Mars 2019 — Entrons dans le vif du sujet avec le premier aspect du field holler, l'appel à distance dépourvu de paroles, abondammnt commenté mais très rarement entendu, qui fera l'objet de trois chapitres successifs.
La pratique du « hollerin' » par les agriculteurs d'origine occidentale n'a apparemment
aucun rapport avec la tradition afro-américaine, mais elle a le mérite d'être clairement attestée. Paradoxalement,
on lui a donné le nom de « nigger holler », un terme méprisant qui ne signifie pas
nécessairement que cette forme de cri se soit inspiré d'une tradition noire.
La recherche de ce qui distingue le hollerin' « blanc » du field cry se heurte
a une difficulté majeure : il n'existe aucun enregistrement de son expression afro-américaine. Les rares exemples
invoqués sont des réminiscences sollicitées par les folkloristes, ou bien des éléments expressifs proches du cri, mais totalement intégrés à des chants structurés, rythmés et dotés de paroles.
Afin de mettre en évidence le rôle du cri durant la période de l'esclavage, Harold Courlander a fait
appel à la mémoire d'une unique intervenante, recueillant en 1950 ce qui était passé inaperçu
durant la première moitié du siècle. En réalité, le bref chapitre intitulé Cries, Calls, Whooping ang Hollering, dont se sont inspirés
par la suite la plupart des écrivains, inclut des exemples qui ne présentent avec l'appel à distance qu'un vague rapport thématique.
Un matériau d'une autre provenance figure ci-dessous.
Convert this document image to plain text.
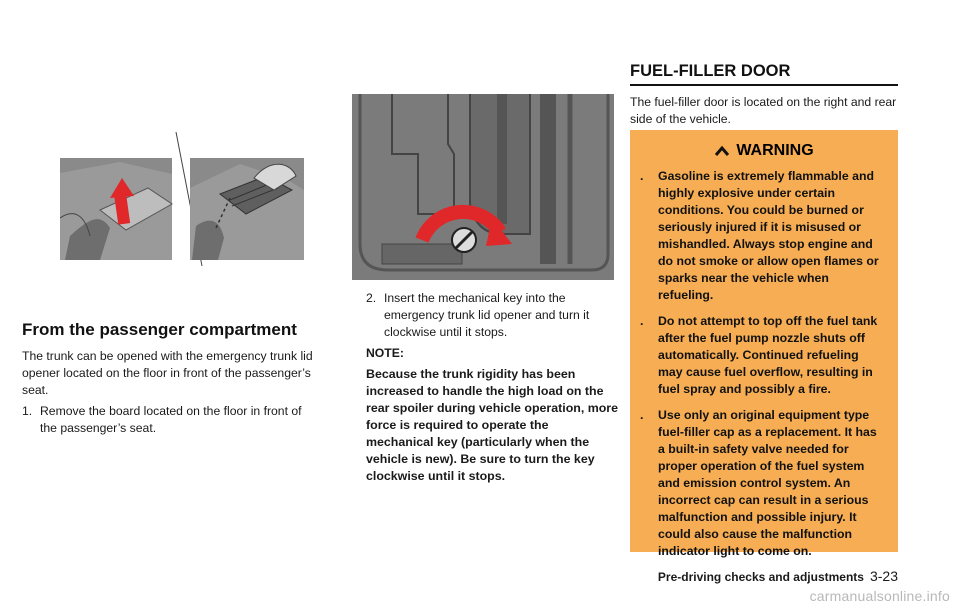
From the passenger compartment

The trunk can be opened with the emergency trunk lid opener located on the floor in front of the passenger’s seat.

1. Remove the board located on the floor in front of the passenger’s seat.

2. Insert the mechanical key into the emergency trunk lid opener and turn it clockwise until it stops.

NOTE:
Because the trunk rigidity has been increased to handle the high load on the rear spoiler during vehicle operation, more force is required to operate the mechanical key (particularly when the vehicle is new). Be sure to turn the key clockwise until it stops.
FUEL-FILLER DOOR

The fuel-filler door is located on the right and rear side of the vehicle.

WARNING
.	Gasoline is extremely flammable and highly explosive under certain conditions. You could be burned or seriously injured if it is misused or mishandled. Always stop engine and do not smoke or allow open flames or sparks near the vehicle when refueling.
.	Do not attempt to top off the fuel tank after the fuel pump nozzle shuts off automatically. Continued refueling may cause fuel overflow, resulting in fuel spray and possibly a fire.
.	Use only an original equipment type fuel-filler cap as a replacement. It has a built-in safety valve needed for proper operation of the fuel system and emission control system. An incorrect cap can result in a serious malfunction and possible injury. It could also cause the malfunction indicator light to come on.
Pre-driving checks and adjustments 3-23
carmanualsonline.info
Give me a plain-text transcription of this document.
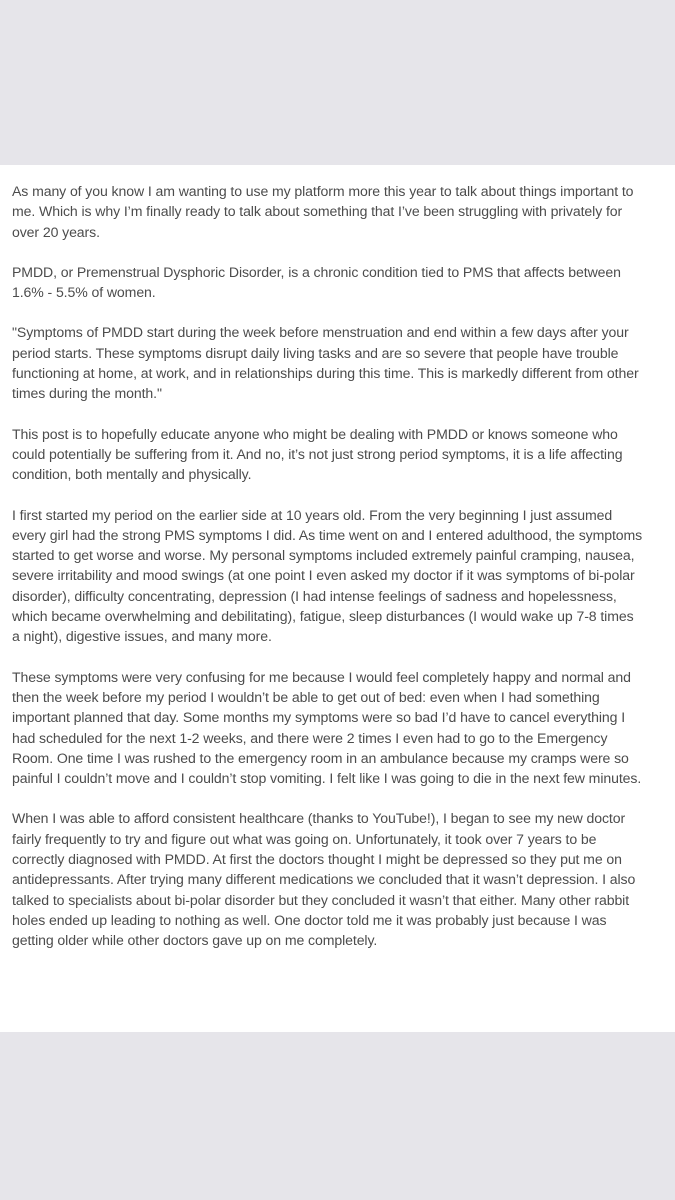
As many of you know I am wanting to use my platform more this year to talk about things important to me. Which is why I’m finally ready to talk about something that I’ve been struggling with privately for over 20 years.

PMDD, or Premenstrual Dysphoric Disorder, is a chronic condition tied to PMS that affects between 1.6% - 5.5% of women.

"Symptoms of PMDD start during the week before menstruation and end within a few days after your period starts. These symptoms disrupt daily living tasks and are so severe that people have trouble functioning at home, at work, and in relationships during this time. This is markedly different from other times during the month."

This post is to hopefully educate anyone who might be dealing with PMDD or knows someone who could potentially be suffering from it. And no, it’s not just strong period symptoms, it is a life affecting condition, both mentally and physically.

I first started my period on the earlier side at 10 years old. From the very beginning I just assumed every girl had the strong PMS symptoms I did. As time went on and I entered adulthood, the symptoms started to get worse and worse. My personal symptoms included extremely painful cramping, nausea, severe irritability and mood swings (at one point I even asked my doctor if it was symptoms of bi-polar disorder), difficulty concentrating, depression (I had intense feelings of sadness and hopelessness, which became overwhelming and debilitating), fatigue, sleep disturbances (I would wake up 7-8 times a night), digestive issues, and many more.

These symptoms were very confusing for me because I would feel completely happy and normal and then the week before my period I wouldn’t be able to get out of bed: even when I had something important planned that day. Some months my symptoms were so bad I’d have to cancel everything I had scheduled for the next 1-2 weeks, and there were 2 times I even had to go to the Emergency Room. One time I was rushed to the emergency room in an ambulance because my cramps were so painful I couldn’t move and I couldn’t stop vomiting. I felt like I was going to die in the next few minutes.

When I was able to afford consistent healthcare (thanks to YouTube!), I began to see my new doctor fairly frequently to try and figure out what was going on. Unfortunately, it took over 7 years to be correctly diagnosed with PMDD. At first the doctors thought I might be depressed so they put me on antidepressants. After trying many different medications we concluded that it wasn’t depression. I also talked to specialists about bi-polar disorder but they concluded it wasn’t that either. Many other rabbit holes ended up leading to nothing as well. One doctor told me it was probably just because I was getting older while other doctors gave up on me completely.
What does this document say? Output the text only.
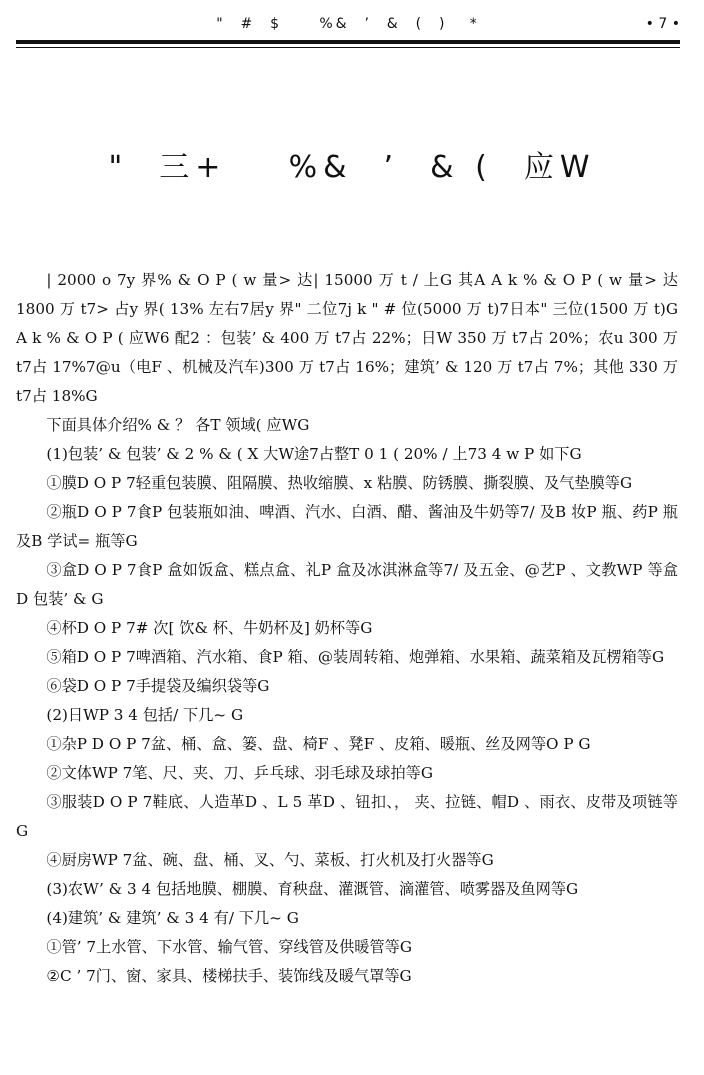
"  #  $     %&  ’  &  (  )   *	• 7 •
"  三+    %&  ’  & (  应W

| 2000 o 7y 界% & O P ( w 量> 达| 15000 万 t / 上G 其A A k % & O P ( w 量> 达 1800 万 t7> 占y 界( 13% 左右7居y 界" 二位7j k " # 位(5000 万 t)7日本" 三位(1500 万 t)G A k % & O P ( 应W6 配2 ：包装’ & 400 万 t7占 22%；日W 350 万 t7占 20%；农u 300 万 t7占 17%7@u（电F 、机械及汽车)300 万 t7占 16%；建筑’ & 120 万 t7占 7%；其他 330 万 t7占 18%G

下面具体介绍% & ？ 各T 领域( 应WG

(1)包装’ & 包装’ & 2 % & ( X 大W途7占整T 0 1 ( 20% / 上73 4 w P 如下G

①膜D O P 7轻重包装膜、阻隔膜、热收缩膜、x 粘膜、防锈膜、撕裂膜、及气垫膜等G

②瓶D O P 7食P 包装瓶如油、啤酒、汽水、白酒、醋、酱油及牛奶等7/ 及B 妆P 瓶、药P 瓶及B 学试= 瓶等G

③盒D O P 7食P 盒如饭盒、糕点盒、礼P 盒及冰淇淋盒等7/ 及五金、@艺P 、文教WP 等盒D 包装’ & G

④杯D O P 7# 次[ 饮& 杯、牛奶杯及] 奶杯等G

⑤箱D O P 7啤酒箱、汽水箱、食P 箱、@装周转箱、炮弹箱、水果箱、蔬菜箱及瓦楞箱等G

⑥袋D O P 7手提袋及编织袋等G

(2)日WP 3 4 包括/ 下几~ G

①杂P D O P 7盆、桶、盒、篓、盘、椅F 、凳F 、皮箱、暖瓶、丝及网等O P G

②文体WP 7笔、尺、夹、刀、乒乓球、羽毛球及球拍等G

③服装D O P 7鞋底、人造革D 、L 5 革D 、钮扣、， 夹、拉链、帽D 、雨衣、皮带及项链等G

④厨房WP 7盆、碗、盘、桶、叉、勺、菜板、打火机及打火器等G

(3)农W’ & 3 4 包括地膜、棚膜、育秧盘、灌溉管、滴灌管、喷雾器及鱼网等G

(4)建筑’ & 建筑’ & 3 4 有/ 下几~ G

①管’ 7上水管、下水管、输气管、穿线管及供暖管等G

②C ’ 7门、窗、家具、楼梯扶手、装饰线及暖气罩等G
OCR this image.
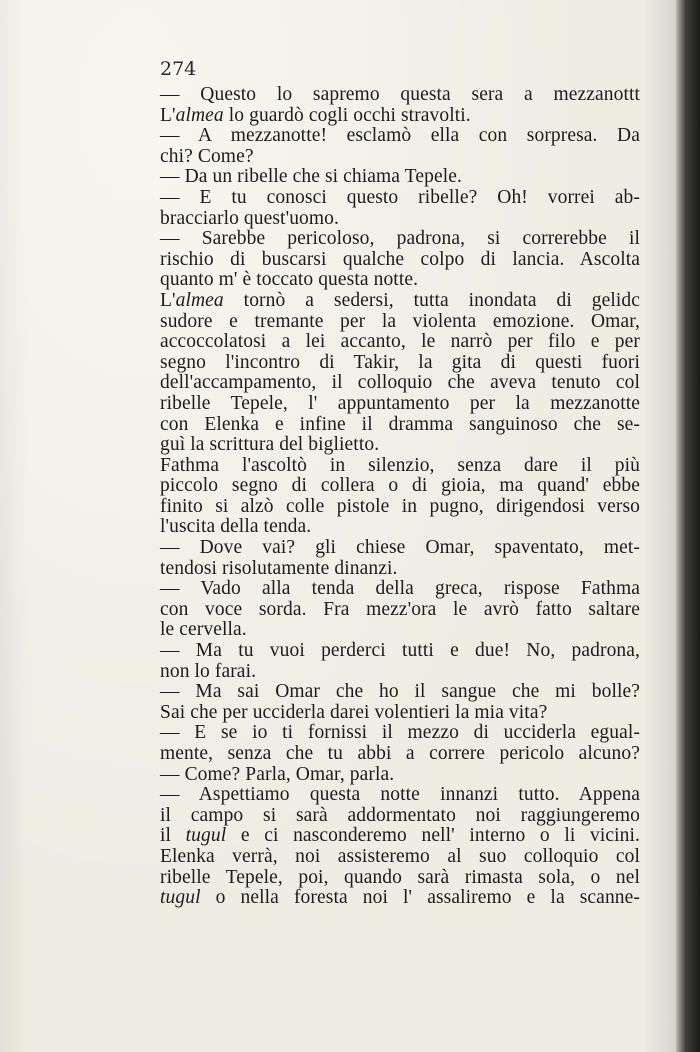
274
— Questo lo sapremo questa sera a mezzanottt
L'almea lo guardò cogli occhi stravolti.
— A mezzanotte! esclamò ella con sorpresa. Da
chi? Come?
— Da un ribelle che si chiama Tepele.
— E tu conosci questo ribelle? Oh! vorrei ab-
bracciarlo quest'uomo.
— Sarebbe pericoloso, padrona, si correrebbe il
rischio di buscarsi qualche colpo di lancia. Ascolta
quanto m' è toccato questa notte.
L'almea tornò a sedersi, tutta inondata di gelidc
sudore e tremante per la violenta emozione. Omar,
accoccolatosi a lei accanto, le narrò per filo e per
segno l'incontro di Takir, la gita di questi fuori
dell'accampamento, il colloquio che aveva tenuto col
ribelle Tepele, l' appuntamento per la mezzanotte
con Elenka e infine il dramma sanguinoso che se-
guì la scrittura del biglietto.
Fathma l'ascoltò in silenzio, senza dare il più
piccolo segno di collera o di gioia, ma quand' ebbe
finito si alzò colle pistole in pugno, dirigendosi verso
l'uscita della tenda.
— Dove vai? gli chiese Omar, spaventato, met-
tendosi risolutamente dinanzi.
— Vado alla tenda della greca, rispose Fathma
con voce sorda. Fra mezz'ora le avrò fatto saltare
le cervella.
— Ma tu vuoi perderci tutti e due! No, padrona,
non lo farai.
— Ma sai Omar che ho il sangue che mi bolle?
Sai che per ucciderla darei volentieri la mia vita?
— E se io ti fornissi il mezzo di ucciderla egual-
mente, senza che tu abbi a correre pericolo alcuno?
— Come? Parla, Omar, parla.
— Aspettiamo questa notte innanzi tutto. Appena
il campo si sarà addormentato noi raggiungeremo
il tugul e ci nasconderemo nell' interno o li vicini.
Elenka verrà, noi assisteremo al suo colloquio col
ribelle Tepele, poi, quando sarà rimasta sola, o nel
tugul o nella foresta noi l' assaliremo e la scanne-
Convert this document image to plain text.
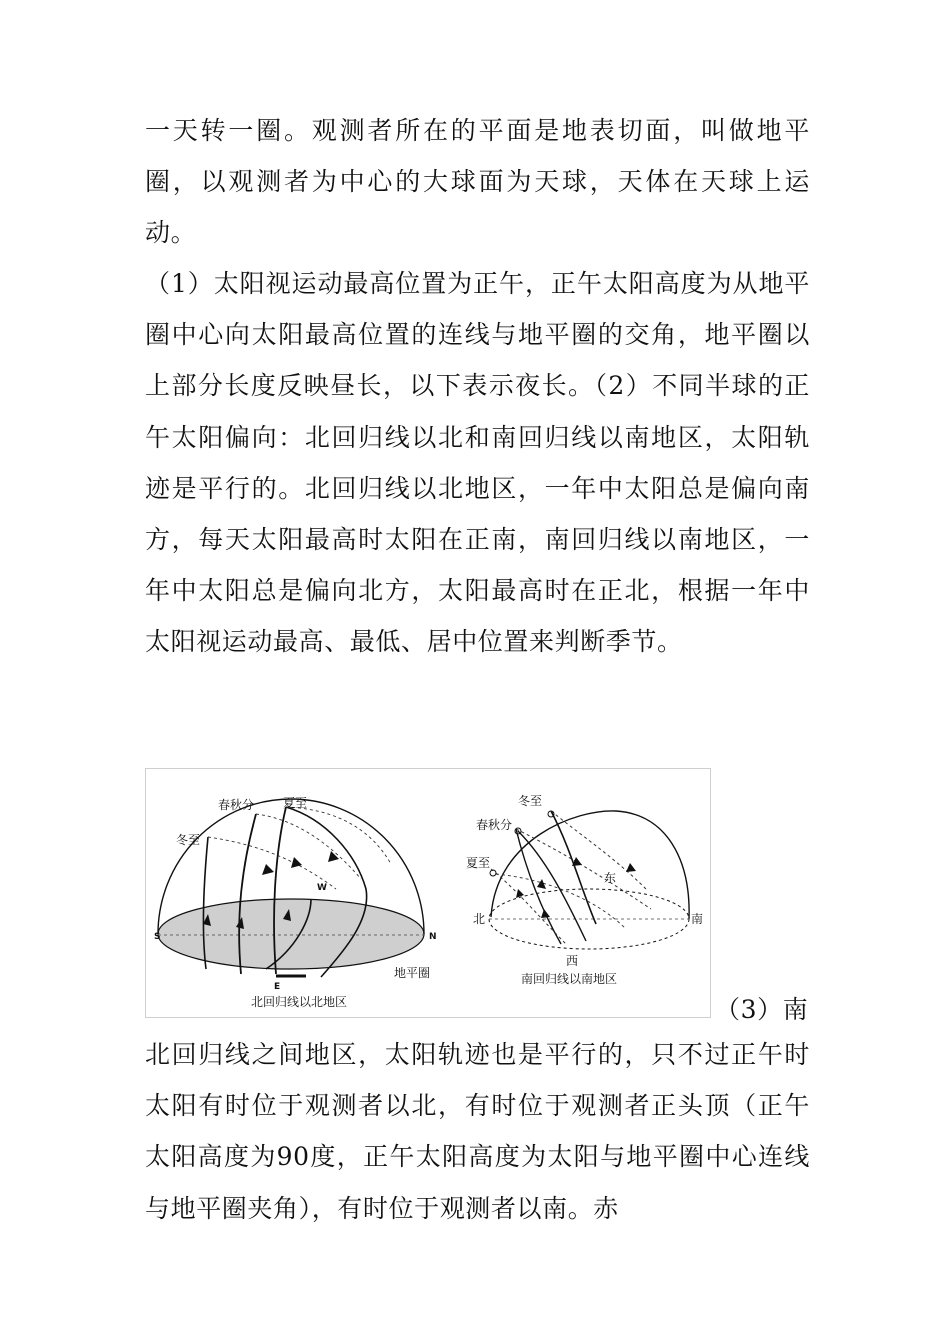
一天转一圈。观测者所在的平面是地表切面，叫做地平圈，以观测者为中心的大球面为天球，天体在天球上运动。

（1）太阳视运动最高位置为正午，正午太阳高度为从地平圈中心向太阳最高位置的连线与地平圈的交角，地平圈以上部分长度反映昼长，以下表示夜长。（2）不同半球的正午太阳偏向：北回归线以北和南回归线以南地区，太阳轨迹是平行的。北回归线以北地区，一年中太阳总是偏向南方，每天太阳最高时太阳在正南，南回归线以南地区，一年中太阳总是偏向北方，太阳最高时在正北，根据一年中太阳视运动最高、最低、居中位置来判断季节。

春秋分 夏至
冬至
W
S	N
E
地平圈
北回归线以北地区
冬至
春秋分
夏至
东
北	南
西
南回归线以南地区
（3）南

北回归线之间地区，太阳轨迹也是平行的，只不过正午时太阳有时位于观测者以北，有时位于观测者正头顶（正午太阳高度为90度，正午太阳高度为太阳与地平圈中心连线与地平圈夹角），有时位于观测者以南。赤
Néanmoins, on saura gré à Courlander de reconnaître qu'il s'agit là d'une tradition universelle en milieu rural,
et en aucun cas d'un héritage africain.
Il est vraisemblable que la qualité du field cry afro-américain ait résulté de la pratique quotidienne du chant,
un trait culturel attesté depuis les premiers temps de l'esclavage ; le processus inverse, l'influence du « cri
primitif » sur la musique, relève davantage de la spéculation.